The COVID-19 shock will also have a serious impact on poverty. The report estimates that under the baseline growth scenario, nearly 24 million fewer people will escape poverty across the region in 2020 than would have in the absence of the pandemic (using a poverty line of US$5.50/day). If the economic situation were to deteriorate further, and the lower-case scenario prevails, then poverty is estimated to increase by about 11 million people. Prior projections estimated that nearly 35 million people would escape poverty in EAP in 2020, including over 25 million in China alone.

“Countries in East Asia and the Pacific that were already coping with international trade tensions and the repercussions of the spread of COVID-19 in China are now faced with a global shock,” said Victoria Kwakwa, Vice President for East Asia and the Pacific at the World Bank. “The good news is that the region has strengths it can tap, but countries will have to act fast and at a scale not previously imagined.”

Among the actions recommended by the report are urgent investments in national healthcare capacity and longer-term preparedness.  The report also suggests taking an integrated view of containment and macroeconomic policies. Targeted fiscal measures – such as subsidies for sick pay and healthcare – would help with containment and ensure that temporary deprivation does not translate into long-term losses of human capital.

“In addition to bold national actions, deeper international cooperation is the most effective vaccine against this virulent threat.  Countries in East Asia and the Pacific and elsewhere must fight this disease together, keep trade open and coordinate macroeconomic policy,” said Aaditya Mattoo, Chief Economist for East Asia and the Pacific at the World Bank.

The report calls for international cooperation and new cross-border public-private partnerships to ramp up the production and supply of key medical supplies and services in the face of the pandemic, and to ensure financial stability in the aftermath. Critically, trade policy should stay open so medical and other supplies are available to all countries, as well as to facilitate the region’s rapid economic recovery.

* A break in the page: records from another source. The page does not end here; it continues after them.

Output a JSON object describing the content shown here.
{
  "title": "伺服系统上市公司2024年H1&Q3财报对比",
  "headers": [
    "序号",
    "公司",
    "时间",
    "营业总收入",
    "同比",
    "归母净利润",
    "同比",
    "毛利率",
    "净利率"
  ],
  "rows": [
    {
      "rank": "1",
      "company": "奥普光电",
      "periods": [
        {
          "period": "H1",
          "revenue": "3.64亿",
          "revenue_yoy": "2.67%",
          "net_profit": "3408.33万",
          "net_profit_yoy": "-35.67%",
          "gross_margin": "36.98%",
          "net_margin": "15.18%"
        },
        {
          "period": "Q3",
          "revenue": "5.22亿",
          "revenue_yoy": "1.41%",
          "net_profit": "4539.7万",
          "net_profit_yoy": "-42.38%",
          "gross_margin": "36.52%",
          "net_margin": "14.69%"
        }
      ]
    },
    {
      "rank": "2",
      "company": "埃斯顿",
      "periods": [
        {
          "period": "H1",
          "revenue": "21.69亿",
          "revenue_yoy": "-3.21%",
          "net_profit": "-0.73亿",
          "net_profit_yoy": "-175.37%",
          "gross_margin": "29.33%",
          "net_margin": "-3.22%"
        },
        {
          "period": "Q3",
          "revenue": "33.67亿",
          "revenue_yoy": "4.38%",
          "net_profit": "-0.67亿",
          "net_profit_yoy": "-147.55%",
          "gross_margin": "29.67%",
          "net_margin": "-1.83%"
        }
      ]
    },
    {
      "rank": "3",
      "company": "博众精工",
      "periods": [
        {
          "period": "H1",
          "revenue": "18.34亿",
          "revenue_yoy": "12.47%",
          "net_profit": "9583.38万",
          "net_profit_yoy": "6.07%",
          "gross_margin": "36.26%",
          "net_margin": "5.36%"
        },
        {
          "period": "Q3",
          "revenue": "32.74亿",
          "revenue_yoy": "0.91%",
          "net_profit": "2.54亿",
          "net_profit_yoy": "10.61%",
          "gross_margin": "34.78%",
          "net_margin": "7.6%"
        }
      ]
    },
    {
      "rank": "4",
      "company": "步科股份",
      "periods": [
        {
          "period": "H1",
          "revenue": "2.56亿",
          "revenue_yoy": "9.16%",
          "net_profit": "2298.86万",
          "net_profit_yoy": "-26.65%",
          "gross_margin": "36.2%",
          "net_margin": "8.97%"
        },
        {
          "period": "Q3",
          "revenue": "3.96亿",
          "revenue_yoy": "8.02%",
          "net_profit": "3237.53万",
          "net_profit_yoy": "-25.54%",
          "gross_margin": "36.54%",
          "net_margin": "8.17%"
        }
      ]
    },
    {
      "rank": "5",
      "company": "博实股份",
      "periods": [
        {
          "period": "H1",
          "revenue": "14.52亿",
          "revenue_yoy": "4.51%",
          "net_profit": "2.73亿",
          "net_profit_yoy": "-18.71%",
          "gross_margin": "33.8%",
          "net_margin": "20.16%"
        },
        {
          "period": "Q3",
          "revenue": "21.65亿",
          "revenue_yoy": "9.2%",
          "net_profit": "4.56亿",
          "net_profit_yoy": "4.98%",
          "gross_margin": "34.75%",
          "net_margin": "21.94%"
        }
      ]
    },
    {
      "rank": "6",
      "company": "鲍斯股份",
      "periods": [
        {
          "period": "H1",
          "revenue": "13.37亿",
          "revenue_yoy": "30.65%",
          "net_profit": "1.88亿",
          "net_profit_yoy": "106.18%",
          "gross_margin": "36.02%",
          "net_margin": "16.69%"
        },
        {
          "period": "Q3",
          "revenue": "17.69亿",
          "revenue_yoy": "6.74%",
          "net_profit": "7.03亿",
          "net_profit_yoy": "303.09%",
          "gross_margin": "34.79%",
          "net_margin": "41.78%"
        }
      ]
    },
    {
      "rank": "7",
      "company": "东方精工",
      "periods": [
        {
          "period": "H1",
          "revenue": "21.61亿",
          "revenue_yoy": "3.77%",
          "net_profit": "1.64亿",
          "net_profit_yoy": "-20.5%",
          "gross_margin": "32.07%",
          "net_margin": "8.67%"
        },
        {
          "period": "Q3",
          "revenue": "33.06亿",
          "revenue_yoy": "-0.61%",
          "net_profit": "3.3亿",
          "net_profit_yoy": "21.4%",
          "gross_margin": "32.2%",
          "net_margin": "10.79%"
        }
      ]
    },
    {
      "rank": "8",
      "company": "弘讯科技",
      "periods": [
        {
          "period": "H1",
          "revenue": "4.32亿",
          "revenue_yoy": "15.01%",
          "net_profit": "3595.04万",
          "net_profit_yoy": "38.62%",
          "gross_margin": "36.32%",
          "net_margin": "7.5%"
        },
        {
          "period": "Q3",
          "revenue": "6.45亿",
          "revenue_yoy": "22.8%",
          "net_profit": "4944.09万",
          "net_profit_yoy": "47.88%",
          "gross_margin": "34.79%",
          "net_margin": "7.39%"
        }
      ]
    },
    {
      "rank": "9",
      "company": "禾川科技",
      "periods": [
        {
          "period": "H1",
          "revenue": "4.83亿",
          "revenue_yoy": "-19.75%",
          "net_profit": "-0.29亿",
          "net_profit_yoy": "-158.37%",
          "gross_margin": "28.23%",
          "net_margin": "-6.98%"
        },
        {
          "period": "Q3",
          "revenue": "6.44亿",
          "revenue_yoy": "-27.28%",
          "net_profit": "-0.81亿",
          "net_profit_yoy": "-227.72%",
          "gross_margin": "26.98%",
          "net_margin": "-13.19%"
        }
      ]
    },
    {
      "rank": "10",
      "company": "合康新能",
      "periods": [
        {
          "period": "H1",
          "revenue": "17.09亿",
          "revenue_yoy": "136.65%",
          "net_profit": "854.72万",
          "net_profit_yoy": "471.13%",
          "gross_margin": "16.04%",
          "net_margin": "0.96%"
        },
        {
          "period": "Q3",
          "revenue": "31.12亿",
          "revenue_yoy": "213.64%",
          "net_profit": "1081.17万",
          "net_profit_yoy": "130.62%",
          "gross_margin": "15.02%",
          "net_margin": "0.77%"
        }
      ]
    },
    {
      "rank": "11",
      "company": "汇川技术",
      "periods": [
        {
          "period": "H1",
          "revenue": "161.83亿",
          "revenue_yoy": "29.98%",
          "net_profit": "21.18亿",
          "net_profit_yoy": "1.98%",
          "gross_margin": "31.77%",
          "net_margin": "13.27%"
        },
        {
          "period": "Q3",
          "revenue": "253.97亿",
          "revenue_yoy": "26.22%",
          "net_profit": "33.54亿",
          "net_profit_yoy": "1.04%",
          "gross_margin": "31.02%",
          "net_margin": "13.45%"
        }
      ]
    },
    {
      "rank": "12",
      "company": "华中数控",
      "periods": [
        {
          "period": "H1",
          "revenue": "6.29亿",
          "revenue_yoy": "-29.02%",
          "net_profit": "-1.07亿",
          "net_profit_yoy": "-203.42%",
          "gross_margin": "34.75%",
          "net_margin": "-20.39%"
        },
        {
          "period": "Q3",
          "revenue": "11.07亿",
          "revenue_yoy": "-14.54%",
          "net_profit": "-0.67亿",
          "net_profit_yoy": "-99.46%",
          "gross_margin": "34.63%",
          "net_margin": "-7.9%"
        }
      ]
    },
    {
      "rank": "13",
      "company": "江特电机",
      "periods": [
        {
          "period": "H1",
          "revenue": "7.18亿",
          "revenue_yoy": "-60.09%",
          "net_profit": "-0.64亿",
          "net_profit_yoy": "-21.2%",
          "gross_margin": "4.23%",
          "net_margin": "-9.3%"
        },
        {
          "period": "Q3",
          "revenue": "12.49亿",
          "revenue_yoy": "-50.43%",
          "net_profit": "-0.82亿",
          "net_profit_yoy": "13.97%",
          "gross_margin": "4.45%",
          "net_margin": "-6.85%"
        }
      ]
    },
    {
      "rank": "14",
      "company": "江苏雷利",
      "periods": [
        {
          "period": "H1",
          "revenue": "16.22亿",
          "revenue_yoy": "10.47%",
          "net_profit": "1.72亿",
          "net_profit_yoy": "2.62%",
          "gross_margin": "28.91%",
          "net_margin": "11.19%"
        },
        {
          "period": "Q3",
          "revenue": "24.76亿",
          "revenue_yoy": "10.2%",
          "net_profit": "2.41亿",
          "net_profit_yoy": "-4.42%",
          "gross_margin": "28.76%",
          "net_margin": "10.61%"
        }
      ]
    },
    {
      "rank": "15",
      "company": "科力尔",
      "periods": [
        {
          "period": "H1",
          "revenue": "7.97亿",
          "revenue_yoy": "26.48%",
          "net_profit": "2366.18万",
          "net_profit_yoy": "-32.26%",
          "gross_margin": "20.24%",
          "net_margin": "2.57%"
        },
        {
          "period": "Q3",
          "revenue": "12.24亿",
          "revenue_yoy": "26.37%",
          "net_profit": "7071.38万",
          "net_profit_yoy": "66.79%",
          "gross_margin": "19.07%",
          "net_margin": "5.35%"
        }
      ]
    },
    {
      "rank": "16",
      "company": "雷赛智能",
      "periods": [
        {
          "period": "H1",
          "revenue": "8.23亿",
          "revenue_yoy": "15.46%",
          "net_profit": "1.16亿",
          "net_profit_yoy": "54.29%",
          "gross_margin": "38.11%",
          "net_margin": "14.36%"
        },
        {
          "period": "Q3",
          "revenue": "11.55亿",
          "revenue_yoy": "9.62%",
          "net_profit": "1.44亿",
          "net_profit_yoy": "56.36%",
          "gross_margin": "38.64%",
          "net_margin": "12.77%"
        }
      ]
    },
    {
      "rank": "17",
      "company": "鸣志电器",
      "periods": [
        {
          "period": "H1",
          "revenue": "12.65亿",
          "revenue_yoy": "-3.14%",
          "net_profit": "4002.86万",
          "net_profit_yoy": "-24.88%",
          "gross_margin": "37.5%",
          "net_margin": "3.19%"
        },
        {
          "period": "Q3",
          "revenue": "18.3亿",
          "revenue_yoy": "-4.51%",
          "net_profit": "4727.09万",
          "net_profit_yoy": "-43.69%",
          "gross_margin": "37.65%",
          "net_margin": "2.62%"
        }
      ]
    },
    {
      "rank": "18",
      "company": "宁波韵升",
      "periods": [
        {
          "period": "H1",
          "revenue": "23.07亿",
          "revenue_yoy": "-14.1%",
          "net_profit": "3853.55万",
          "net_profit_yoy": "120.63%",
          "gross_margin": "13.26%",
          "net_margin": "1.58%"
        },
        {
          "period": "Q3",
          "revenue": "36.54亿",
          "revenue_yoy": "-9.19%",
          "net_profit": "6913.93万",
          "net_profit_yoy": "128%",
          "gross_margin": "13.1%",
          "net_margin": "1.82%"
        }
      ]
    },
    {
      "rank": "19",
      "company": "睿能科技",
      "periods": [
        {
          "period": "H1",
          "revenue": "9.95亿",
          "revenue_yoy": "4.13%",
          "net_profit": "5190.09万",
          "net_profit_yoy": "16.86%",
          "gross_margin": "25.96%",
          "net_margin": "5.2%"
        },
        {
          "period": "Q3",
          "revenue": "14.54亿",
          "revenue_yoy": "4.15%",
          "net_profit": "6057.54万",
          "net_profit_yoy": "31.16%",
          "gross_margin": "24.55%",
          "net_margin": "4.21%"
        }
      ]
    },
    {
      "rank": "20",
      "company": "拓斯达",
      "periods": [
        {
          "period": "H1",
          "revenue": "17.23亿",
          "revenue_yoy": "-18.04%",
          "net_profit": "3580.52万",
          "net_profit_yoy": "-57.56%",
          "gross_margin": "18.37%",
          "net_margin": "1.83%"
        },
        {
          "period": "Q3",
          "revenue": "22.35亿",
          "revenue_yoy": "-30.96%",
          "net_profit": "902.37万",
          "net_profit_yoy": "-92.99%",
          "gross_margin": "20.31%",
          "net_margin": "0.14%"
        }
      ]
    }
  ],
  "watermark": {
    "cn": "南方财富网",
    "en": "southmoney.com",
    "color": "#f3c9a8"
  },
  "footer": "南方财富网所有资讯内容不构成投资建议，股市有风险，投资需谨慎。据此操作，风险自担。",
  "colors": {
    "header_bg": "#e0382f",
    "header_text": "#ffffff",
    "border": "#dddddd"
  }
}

Another policy recommendation is easing credit to help households smooth their consumption and help firms survive the immediate shock.  However, given the potential of an extended crisis, the report emphasizes the need to couple such measures with regulatory oversight, particularly as many countries in EAP already carry a high burden of corporate and household debt. For poorer countries, debt relief will be essential, so that critical resources can be focused on managing the economic and health impacts of the pandemic.

The report also highlights the substantially higher risk of falling into poverty among households dependent on sectors that are particularly vulnerable to COVID-19 impacts, such as tourism in Thailand and the Pacific Islands, manufacturing in Cambodia and Vietnam, and among households dependent on informal labor in all countries.  In some countries, the impact of COVID-19 comes on top of country-specific factors, such as droughts (Thailand) or commodity shocks (Mongolia). In the Pacific Island countries, the outlook for 2020 is subject to substantial risks due to their economies’ reliance on grants, tourism, and imports.

Due to the COVID-19 pandemic, economic circumstances within countries and regions are fluid and change on a day-by-day basis. The analysis in the report is based on the latest country-level data available as of March 27.

The World Bank Group is rolling out a $14 billion fast-track package to strengthen the COVID-19 response in developing countries and shorten the time to recovery. The immediate response includes financing, policy advice and technical assistance to help countries cope with the health and economic impacts of the pandemic. The IFC is providing $8 billion in financing to help private companies affected by the pandemic and preserve jobs. IBRD and IDA are making an initial US$6 billion available for the health-response.  As countries need broader support, the World Bank Group will deploy up to $160 billion over 15 months to protect the poor and vulnerable, support businesses, and bolster economic recovery.